Next, an aluminum metal reflecting plate 59 having an inverted conical cylindrical grinding hole is adhered to the heat dissipation multilayer substrate 55 by using an adhesive. At this time, the semiconductor light-emitting device 44 on the heat-dissipating multilayer substrate 55 can be wrapped in the polishing hole portion of the aluminum metal reflector 59. Then, the semiconductor light-emitting device 44 and the entire polishing hole portion were wrapped with an epoxy resin to form a dome-shaped crucible 60, and the light-emitting device of Example 26 was obtained.

Figure 41 is a perspective view of a light-emitting device of Embodiment 26. In Example 26, a card type illumination module light source was produced using 64 semiconductor light-emitting devices 44, and the light-emitting characteristics were evaluated.

In the twenty-sixth embodiment, a semiconductor current light-emitting device group in which 32 copper electrodes 52 are connected in series is used, and a current of about 80 mA is applied to a total of about 80 mA to drive the semiconductor light-emitting device 44 to obtain output light. The output light is a mixed light of light emitted from the blue LED chip 49 and light emitted from a phosphor contained in the phosphor layer 3 that is excited by the light. The output light can obtain arbitrary white light by appropriately selecting the type and amount of the LED chip and the phosphor.

The phosphor layer 3 will be described in detail below.

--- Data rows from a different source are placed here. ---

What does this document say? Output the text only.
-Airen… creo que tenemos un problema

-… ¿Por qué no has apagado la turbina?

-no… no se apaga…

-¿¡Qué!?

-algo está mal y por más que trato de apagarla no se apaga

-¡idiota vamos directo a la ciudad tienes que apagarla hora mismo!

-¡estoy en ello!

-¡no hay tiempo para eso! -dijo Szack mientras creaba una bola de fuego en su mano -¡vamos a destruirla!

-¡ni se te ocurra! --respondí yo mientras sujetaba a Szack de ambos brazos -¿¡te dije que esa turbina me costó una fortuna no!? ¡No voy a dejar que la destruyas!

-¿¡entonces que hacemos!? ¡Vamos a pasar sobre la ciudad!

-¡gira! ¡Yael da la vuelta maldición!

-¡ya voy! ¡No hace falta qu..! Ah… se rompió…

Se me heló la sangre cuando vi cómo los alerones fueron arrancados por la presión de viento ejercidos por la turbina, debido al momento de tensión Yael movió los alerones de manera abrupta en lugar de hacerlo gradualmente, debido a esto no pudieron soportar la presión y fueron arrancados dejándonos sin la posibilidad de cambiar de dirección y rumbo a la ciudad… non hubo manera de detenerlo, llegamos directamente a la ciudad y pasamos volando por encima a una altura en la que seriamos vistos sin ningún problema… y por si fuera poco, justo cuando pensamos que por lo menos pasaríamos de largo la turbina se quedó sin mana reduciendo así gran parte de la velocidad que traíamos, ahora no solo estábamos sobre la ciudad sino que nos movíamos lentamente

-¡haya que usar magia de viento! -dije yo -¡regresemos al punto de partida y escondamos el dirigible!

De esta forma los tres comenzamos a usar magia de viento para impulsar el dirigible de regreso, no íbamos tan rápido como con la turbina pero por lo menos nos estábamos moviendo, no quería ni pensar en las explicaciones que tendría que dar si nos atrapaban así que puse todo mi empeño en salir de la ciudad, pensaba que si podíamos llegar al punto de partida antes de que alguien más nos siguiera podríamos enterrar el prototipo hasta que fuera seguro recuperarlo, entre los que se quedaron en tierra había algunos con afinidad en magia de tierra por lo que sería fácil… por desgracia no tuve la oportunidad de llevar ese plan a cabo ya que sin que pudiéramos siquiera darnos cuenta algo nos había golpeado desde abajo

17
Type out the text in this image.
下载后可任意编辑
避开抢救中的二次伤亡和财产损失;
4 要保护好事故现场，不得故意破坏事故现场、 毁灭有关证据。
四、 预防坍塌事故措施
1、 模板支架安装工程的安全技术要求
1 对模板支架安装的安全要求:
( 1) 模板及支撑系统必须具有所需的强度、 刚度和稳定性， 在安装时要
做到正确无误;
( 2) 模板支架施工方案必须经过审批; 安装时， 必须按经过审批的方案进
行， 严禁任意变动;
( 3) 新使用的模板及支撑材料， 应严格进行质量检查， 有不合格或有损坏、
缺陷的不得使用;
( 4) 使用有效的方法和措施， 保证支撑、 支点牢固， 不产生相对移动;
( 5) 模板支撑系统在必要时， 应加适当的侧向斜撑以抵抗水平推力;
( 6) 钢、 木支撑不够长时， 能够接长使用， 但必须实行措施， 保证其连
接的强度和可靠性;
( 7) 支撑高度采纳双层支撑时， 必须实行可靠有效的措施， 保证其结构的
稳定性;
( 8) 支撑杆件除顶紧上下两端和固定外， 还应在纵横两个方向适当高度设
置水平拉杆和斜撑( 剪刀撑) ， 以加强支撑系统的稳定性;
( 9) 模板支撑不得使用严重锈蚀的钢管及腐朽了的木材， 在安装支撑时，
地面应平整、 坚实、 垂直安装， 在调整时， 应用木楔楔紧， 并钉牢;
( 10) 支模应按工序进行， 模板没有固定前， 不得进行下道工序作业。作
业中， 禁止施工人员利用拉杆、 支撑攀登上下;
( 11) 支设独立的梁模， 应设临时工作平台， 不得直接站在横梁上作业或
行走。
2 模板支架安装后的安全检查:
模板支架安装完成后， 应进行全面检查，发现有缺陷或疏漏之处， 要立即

The phosphor layer 3 is formed by drying and solidifying an epoxy resin to which a phosphor is added. In Example 26, two kinds of phosphors were used, one was SrAlSiN ₃ :Eu ²⁺ red phosphor having a luminescence peak at a wavelength of 625 nm (center particle diameter: 2.2 μm, maximum internal quantum efficiency '60%), and the other For the (Ba,Sr) ₂ SiO ₄ :Eu ²⁺ green phosphor (center particle diameter: 12.7 μm, maximum internal quantum efficiency: 91%) having an emission peak near the 555 nm wavelength, the epoxy resin uses a two-liquid mixed type ring The main component of the oxygen resin is an epoxy resin containing a bisphenol A type liquid resin as a main component, and the hardener is an epoxy resin containing an alicyclic acid anhydride as a main component. The weight mixing ratio of the SrAlSiN ₃ :Eu ²⁺ red phosphor to the (Ba,Sr) ₂ SiO ₄ :Eu ²⁺ green phosphor is about 1:10. The weight ratio of the mixed phosphor to the epoxy resin was about 1:3 (phosphor concentration = 25% by weight).

(Comparative Example 6)

Two kinds of phosphors were used, one was Sr ₂ Si ₅ N ₈ :Eu ²⁺ red phosphor having a luminescent peak near the wavelength of 625 nm (center particle diameter: 1.8 μm, maximum internal quantum efficiency: 62%), and the other was A Y ₃ Al ₅ O ₁₂ :Ce ³⁺ yellow phosphor having a luminescence peak near the wavelength of 560 nm (central particle diameter: 17.6 μm, maximum internal quantum efficiency: 98%), and a card type illumination mode was produced in the same manner as in Example 26. Group light source. In the phosphor layer 3, the mixing ratio of the Sr ₂ Si ₅ N ₈ :Eu ²⁺ red phosphor to the Y ₃ Al ₅ O ₁₂ :Ce ³⁺ yellow phosphor is about 1:6, and the mixed phosphor is The weight mixing ratio of the epoxy resin was about 1:14 (phosphor concentration = 6.7% by weight). Then, as in the embodiment, the output light was obtained by flowing a current through the semiconductor light-emitting device, and the light-emitting characteristics were evaluated.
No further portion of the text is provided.